A proofreader is a vital asset to every business, as they stop unwanted errors from reaching your target audience. I know that not everybody can justify the expense though, which is why you need my help to improve your own proofreading skills. That way, you can train yourself to proofread your own writing until you’re in a position to delegate and outsource to the pro (*waves*).


There are a few things you can do in general before you even glance at the proofreading checklist. The first one is to STEP AWAY. Lily Karenza, a copywriter and client, recently posted some great tips on how to edit your own copy. Basically, you need to pretend that it has Covid and socially distance yourself from the laptop.


You need to give yourself distance so that your brain can breathe – that way, when your lovely, refreshed brain goes back to re-read the piece it will (hopefully) spot any glaring errors it missed when it’d had enough of looking at it (we all go through this, our brains just get sick of looking at the words over and over again and it packs up shop and heads for a gin).

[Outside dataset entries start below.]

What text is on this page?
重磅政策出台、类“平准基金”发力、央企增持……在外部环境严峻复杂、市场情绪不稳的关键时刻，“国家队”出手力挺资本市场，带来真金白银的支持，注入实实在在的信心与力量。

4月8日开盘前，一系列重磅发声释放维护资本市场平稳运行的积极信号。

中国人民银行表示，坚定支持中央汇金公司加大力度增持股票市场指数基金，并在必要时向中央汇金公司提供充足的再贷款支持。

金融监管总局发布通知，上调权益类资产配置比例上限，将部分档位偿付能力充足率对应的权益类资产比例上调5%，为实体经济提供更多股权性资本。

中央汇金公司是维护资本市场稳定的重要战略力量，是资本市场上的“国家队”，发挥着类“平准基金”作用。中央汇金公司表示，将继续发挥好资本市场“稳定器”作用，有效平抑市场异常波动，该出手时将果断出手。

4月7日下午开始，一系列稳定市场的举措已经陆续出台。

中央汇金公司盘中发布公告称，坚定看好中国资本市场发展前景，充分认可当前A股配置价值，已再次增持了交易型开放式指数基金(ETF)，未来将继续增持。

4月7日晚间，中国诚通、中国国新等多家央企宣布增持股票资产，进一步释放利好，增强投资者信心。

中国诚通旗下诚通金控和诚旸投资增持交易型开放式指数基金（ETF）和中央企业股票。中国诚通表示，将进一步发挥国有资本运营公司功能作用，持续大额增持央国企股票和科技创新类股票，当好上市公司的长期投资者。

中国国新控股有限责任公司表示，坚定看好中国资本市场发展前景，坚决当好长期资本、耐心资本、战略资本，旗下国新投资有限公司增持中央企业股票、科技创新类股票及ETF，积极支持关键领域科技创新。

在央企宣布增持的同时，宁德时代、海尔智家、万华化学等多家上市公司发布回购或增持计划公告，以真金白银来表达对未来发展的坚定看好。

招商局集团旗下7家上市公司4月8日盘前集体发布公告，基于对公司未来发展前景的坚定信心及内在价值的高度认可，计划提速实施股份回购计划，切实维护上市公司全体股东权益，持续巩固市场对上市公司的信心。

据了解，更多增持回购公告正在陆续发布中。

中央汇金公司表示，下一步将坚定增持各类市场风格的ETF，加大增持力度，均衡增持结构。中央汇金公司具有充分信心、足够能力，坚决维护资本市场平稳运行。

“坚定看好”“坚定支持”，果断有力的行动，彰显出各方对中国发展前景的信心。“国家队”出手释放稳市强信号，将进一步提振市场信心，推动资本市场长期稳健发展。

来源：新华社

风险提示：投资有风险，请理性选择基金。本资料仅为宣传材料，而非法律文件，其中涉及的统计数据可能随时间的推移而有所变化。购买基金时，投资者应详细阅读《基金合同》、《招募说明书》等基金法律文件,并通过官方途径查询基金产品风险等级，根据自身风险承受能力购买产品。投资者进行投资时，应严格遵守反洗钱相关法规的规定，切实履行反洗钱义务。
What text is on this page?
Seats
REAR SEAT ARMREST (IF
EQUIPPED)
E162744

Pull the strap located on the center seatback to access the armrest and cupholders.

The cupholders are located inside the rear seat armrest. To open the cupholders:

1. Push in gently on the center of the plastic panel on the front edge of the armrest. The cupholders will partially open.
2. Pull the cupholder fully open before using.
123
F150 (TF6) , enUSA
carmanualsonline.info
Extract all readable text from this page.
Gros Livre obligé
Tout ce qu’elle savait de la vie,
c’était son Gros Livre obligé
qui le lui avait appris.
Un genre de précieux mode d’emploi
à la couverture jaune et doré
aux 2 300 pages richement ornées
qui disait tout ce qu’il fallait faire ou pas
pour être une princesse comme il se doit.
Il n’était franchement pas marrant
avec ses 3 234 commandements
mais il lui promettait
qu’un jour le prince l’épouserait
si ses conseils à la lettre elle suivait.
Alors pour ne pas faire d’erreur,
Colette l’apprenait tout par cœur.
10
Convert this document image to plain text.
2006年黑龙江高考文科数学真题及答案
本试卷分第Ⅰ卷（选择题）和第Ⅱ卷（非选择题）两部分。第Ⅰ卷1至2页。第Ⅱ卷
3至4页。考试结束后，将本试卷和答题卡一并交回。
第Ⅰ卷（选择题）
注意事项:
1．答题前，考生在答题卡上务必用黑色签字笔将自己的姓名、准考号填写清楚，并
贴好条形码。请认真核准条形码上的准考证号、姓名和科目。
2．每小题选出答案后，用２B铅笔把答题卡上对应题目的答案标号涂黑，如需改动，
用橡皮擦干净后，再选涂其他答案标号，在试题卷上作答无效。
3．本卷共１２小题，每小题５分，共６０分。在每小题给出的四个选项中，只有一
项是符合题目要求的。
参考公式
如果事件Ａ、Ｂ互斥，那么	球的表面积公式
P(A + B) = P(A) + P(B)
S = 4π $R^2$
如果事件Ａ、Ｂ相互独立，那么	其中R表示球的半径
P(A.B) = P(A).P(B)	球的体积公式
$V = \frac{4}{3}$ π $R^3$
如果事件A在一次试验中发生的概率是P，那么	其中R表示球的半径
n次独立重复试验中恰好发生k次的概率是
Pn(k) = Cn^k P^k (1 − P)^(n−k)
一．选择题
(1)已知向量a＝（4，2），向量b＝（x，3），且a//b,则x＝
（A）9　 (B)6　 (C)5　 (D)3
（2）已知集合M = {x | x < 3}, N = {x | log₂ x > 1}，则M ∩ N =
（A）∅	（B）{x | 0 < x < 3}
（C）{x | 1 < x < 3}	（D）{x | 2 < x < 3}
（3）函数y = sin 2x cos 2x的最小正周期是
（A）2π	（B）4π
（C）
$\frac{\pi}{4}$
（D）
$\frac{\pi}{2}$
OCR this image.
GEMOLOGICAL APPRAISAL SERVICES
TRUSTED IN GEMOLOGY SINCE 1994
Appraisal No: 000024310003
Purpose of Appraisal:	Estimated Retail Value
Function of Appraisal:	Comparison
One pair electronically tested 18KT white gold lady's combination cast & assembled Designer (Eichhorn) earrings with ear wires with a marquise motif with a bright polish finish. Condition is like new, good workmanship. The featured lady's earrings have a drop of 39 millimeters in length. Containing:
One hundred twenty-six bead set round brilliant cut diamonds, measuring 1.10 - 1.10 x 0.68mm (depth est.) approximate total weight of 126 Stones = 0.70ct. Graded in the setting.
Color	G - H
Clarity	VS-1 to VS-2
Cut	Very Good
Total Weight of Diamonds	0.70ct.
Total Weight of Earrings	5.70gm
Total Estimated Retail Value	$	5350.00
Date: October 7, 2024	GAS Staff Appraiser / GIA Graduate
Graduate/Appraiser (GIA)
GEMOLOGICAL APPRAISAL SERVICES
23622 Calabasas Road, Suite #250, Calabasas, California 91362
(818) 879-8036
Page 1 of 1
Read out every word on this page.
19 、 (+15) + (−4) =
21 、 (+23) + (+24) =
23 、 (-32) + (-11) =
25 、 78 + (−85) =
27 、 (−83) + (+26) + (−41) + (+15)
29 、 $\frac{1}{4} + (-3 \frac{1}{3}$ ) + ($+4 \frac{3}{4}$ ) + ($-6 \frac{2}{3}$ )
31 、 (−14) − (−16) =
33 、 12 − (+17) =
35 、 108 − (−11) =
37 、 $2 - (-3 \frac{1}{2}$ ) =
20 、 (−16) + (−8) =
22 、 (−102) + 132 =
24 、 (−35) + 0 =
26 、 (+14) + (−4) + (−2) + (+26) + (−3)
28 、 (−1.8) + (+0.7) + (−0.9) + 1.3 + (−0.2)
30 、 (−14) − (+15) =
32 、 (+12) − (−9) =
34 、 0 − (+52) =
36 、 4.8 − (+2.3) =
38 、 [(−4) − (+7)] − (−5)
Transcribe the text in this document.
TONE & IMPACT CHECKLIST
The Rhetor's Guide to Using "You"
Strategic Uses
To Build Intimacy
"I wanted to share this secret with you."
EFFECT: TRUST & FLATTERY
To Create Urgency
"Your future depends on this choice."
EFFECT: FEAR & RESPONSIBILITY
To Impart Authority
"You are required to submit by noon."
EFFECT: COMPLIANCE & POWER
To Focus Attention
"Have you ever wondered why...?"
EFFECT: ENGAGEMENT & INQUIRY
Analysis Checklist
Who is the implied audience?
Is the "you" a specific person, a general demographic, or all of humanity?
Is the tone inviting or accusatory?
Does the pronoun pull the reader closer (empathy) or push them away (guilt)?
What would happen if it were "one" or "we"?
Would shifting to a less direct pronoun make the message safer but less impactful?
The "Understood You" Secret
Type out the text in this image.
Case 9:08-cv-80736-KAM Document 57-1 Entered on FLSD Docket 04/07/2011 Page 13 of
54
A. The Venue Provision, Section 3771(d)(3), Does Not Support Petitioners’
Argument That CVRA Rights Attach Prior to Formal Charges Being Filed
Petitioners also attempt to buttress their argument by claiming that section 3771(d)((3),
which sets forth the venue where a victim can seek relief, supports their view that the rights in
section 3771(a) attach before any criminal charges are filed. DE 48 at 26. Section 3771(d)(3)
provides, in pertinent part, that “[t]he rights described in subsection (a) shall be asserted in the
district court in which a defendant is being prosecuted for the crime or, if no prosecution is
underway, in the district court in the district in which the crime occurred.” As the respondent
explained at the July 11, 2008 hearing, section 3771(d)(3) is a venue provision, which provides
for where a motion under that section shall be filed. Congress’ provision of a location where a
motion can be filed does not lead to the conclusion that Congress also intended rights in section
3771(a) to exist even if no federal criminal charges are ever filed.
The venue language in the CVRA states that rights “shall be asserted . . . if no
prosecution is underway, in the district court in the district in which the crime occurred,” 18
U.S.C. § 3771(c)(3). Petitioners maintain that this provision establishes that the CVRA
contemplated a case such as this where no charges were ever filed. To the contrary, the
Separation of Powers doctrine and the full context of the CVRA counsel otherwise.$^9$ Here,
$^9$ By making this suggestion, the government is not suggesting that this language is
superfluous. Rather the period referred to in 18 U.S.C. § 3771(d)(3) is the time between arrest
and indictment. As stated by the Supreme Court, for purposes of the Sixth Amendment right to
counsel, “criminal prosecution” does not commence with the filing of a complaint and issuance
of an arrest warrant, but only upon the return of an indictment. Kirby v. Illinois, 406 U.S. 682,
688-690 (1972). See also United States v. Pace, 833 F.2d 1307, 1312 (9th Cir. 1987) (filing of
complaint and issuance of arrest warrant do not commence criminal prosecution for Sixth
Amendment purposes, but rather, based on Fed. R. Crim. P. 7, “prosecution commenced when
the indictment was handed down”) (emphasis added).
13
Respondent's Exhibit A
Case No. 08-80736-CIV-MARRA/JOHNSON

The second thing you can do before getting into the nitty-gritty editing stage is to read the whole thing OUT LOUD. You might look a bit crazy as you mutter to yourself, but who cares? It helps with placing punctuation as you naturally pause when reading things out loud to take a breath.

Reading out loud will help you to notice any areas that you might be rambling on a bit too. If it isn’t absolutely relevant, cut it out. If you have a habit of going off on a tangent, reading out loud will highlight when you’ve started discussing something unnecessary.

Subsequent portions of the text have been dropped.